Apparently 2GB of storage space is about to fade away like measuring hard drive space in megabytes. Microsoft is going to up the ante by providing Hotmail uses with 5GB of space.
I decided to check out how close I am to running out of space in my Gmail accounts. My oldest account is 3 years old. It gets a fair amount of emails and decent sized attachments. I rarely delete anything. I am currently using 241MB (8%) of my 2888MB.
At this rate it will take me over 30 years to fill up my account. Even more since Google is very slowly increasing their storage amount every day.
Do we really need 5GB of storage space for email? Is that something that would make you switch?
I switched from Hotmail to the Yahoo! e-mail several years ago because I got tired of spam and I was just interested in trying something new. I switched from Yahoo! to Gmail because I liked the concept of the threaded emails, quick load times, and using Google’s search abilities to find my emails. And those are the same reasons I still use them.
I did read a couple tech news items though that did seem like something worthwhile to pay attention to.
The nerds at Rensselaer Polytechnic Institute have a working prototype of a lightweight, flexible, paper-thin battery. Now that is cool and nanotubilicious. Check out this mind stretching quotation:
The paper could also be molded into different shapes, such as a car door, which would enable important new engineering innovations.
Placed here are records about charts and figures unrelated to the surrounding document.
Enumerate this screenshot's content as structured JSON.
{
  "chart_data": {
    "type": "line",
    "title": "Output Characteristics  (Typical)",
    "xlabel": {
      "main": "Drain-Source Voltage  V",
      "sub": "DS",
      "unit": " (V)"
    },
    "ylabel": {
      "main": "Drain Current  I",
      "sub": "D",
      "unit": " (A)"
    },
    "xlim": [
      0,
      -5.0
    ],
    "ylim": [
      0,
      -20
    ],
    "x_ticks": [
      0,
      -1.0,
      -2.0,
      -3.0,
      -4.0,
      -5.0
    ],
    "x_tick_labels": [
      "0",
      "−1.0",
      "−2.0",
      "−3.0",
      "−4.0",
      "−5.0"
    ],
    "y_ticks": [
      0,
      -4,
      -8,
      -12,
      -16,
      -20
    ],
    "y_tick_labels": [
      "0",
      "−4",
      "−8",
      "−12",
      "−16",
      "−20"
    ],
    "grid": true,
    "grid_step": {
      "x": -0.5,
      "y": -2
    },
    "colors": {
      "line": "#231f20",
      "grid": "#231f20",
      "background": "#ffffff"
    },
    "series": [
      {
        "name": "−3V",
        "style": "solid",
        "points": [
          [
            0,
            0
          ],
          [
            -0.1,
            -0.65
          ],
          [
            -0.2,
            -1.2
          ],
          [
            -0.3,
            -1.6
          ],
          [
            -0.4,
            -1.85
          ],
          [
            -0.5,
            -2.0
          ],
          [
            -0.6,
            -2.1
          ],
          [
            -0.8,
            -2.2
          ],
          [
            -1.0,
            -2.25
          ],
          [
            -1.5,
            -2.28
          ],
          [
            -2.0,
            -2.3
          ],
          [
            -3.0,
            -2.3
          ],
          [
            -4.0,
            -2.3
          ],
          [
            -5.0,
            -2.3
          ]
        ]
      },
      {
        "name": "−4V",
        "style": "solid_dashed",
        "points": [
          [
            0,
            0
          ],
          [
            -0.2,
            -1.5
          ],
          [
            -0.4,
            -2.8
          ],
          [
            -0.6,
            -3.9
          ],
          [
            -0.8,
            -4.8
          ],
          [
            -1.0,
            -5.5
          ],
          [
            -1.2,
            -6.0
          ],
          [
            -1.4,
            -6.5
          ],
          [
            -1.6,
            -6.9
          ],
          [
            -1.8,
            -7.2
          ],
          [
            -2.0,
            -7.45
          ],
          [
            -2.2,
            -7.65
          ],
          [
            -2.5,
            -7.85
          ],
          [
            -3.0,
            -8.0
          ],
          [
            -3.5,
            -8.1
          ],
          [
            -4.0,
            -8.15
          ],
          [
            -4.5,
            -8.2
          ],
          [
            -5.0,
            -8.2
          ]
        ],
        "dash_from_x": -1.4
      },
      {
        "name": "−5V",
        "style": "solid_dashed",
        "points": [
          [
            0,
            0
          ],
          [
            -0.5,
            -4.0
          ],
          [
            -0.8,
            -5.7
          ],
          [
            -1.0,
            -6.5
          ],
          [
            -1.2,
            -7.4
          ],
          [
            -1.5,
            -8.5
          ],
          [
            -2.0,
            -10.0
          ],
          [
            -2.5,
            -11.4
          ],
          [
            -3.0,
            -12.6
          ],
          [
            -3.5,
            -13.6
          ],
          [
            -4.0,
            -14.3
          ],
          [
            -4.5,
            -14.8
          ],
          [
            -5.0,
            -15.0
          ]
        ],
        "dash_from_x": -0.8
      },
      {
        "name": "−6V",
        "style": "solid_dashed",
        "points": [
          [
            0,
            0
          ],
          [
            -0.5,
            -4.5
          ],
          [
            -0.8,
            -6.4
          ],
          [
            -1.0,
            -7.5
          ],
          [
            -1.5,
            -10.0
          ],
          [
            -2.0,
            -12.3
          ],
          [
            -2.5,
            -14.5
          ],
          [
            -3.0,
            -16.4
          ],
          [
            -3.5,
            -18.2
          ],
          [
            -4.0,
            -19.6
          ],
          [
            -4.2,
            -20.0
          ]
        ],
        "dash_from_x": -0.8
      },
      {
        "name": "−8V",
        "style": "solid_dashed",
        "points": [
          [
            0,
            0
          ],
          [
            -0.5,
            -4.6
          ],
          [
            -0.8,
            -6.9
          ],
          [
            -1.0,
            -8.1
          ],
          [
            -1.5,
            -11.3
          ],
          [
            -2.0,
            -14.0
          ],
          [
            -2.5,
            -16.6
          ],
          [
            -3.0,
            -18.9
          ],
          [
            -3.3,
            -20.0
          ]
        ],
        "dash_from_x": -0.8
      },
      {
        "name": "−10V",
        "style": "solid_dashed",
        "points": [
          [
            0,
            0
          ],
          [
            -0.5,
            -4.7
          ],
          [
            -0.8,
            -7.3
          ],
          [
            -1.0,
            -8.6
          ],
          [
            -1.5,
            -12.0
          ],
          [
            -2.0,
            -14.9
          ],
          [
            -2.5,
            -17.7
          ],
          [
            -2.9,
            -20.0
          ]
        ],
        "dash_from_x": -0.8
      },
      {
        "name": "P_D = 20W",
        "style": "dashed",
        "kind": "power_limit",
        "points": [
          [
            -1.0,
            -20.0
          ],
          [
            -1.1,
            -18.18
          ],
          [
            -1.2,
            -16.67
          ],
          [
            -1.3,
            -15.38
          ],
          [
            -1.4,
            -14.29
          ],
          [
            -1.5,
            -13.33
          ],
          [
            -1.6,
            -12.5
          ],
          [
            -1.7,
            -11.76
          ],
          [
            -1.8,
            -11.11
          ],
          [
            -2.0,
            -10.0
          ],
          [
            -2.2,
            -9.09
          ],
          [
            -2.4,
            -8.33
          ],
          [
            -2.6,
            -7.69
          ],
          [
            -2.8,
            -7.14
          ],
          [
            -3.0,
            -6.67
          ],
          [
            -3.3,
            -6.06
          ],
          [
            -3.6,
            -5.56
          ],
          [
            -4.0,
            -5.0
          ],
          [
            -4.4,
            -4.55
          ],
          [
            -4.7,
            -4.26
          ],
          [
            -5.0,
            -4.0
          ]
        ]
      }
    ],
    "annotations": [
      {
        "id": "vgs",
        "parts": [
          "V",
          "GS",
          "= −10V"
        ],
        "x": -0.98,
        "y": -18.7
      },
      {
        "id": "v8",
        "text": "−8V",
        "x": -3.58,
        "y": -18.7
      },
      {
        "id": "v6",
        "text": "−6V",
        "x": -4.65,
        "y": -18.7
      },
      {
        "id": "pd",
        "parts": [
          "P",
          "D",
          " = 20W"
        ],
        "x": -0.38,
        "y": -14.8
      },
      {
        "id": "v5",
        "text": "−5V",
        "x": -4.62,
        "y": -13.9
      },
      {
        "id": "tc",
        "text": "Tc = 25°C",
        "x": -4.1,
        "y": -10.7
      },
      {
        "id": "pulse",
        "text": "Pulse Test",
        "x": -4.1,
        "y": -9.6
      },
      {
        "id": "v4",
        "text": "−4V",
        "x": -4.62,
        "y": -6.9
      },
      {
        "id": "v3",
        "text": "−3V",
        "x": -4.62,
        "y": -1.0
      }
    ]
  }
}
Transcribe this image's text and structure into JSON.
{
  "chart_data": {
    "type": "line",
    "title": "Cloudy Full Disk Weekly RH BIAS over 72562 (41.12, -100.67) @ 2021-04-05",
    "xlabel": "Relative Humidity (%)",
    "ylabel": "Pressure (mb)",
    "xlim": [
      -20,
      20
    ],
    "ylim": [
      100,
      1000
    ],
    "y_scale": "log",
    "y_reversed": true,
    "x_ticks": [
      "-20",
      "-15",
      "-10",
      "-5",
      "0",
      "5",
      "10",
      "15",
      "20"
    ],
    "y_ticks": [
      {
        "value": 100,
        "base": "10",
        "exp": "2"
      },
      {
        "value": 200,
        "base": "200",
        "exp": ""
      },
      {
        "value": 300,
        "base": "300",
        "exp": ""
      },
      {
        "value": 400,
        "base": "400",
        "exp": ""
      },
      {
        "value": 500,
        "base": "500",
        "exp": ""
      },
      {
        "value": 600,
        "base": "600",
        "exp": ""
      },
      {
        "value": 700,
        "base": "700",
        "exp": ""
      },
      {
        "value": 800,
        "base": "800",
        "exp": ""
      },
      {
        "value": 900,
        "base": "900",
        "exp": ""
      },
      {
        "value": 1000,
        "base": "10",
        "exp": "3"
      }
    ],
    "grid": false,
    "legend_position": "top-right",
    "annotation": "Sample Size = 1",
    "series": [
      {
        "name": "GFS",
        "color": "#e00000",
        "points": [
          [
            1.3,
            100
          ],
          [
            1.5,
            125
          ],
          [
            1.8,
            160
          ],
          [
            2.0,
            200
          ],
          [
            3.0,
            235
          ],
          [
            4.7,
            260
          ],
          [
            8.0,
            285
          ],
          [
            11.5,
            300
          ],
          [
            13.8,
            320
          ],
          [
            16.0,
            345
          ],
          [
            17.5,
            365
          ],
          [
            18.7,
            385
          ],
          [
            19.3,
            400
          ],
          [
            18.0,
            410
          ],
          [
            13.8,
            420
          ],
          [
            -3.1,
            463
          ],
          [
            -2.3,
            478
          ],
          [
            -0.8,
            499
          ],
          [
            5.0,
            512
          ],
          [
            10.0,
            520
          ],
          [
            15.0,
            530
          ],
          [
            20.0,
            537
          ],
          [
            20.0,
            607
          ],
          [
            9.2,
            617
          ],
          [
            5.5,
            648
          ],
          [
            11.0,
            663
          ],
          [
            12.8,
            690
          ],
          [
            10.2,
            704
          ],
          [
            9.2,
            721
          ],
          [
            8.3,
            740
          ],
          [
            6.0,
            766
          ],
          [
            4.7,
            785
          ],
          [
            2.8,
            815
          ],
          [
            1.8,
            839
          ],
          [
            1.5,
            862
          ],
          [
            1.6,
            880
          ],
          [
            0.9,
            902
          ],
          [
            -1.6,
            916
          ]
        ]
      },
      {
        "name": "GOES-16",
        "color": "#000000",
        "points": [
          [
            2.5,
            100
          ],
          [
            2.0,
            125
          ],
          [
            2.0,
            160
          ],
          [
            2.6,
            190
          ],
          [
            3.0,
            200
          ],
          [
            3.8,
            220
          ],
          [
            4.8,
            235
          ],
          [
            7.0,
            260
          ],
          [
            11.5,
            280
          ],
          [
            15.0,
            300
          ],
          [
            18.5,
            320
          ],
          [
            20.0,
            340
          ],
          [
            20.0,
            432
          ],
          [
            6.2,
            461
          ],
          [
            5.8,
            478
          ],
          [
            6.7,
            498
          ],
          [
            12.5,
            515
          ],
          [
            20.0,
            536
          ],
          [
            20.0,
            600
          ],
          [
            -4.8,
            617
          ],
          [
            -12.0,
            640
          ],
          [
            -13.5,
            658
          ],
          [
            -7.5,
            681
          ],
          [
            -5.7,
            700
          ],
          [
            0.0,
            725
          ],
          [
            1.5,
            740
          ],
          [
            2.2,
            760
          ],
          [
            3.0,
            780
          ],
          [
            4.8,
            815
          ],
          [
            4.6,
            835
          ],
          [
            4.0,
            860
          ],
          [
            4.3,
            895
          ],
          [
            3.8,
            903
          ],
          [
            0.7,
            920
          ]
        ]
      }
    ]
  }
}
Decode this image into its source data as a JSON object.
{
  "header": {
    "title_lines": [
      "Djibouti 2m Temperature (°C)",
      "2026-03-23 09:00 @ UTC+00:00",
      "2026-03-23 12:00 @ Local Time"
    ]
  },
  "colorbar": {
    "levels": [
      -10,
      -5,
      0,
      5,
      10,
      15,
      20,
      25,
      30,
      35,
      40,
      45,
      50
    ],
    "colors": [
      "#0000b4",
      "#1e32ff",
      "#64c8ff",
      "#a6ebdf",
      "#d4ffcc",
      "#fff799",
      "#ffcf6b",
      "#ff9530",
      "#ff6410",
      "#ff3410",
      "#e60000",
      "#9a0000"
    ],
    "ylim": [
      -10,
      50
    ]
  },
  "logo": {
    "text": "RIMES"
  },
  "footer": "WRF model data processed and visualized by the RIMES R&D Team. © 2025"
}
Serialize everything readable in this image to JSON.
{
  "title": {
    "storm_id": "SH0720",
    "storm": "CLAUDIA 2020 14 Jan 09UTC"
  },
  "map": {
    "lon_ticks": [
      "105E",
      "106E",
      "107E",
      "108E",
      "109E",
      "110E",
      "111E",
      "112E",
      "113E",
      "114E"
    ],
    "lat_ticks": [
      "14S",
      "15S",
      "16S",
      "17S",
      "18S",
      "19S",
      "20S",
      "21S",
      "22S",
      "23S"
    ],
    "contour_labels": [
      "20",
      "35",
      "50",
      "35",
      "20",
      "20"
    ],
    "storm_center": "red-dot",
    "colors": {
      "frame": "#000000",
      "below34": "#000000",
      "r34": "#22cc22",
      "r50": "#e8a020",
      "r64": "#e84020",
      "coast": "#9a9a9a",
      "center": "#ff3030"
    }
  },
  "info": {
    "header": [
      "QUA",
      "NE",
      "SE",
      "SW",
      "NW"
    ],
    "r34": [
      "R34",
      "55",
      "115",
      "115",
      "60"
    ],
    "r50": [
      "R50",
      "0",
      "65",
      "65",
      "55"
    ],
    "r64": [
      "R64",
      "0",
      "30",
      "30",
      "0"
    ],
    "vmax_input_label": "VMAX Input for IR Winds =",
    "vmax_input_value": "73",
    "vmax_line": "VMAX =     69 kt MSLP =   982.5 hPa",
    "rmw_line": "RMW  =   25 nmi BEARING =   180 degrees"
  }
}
That is raising the stakes.
I would even be willing to bet that more people will be interested to know that you can now buy John Lennon’s catalog of music on iTunes in both the DRM and DRM-free versions. Break out your credit cards all of you Baby Boomer nerds.

2 comments ↓
I’m with you on this mike. I have yet to even scratch the surface of my gmail account. I guess there are people who use gmail to store files, so I guess the more space the better. However, for general email purposes, 2 gb is plenty, especially for free.
I can’t imagine trusting an online email account to store files. I have enough trouble considering trusting somebody like that data archive company you wrote about the other day.
What kind of responsibility could a free email service possibly have for not losing your data or just plain losing the account entirely. I remember trying to log into Hotmail one time after not logging in for a while and they had deactivated the account.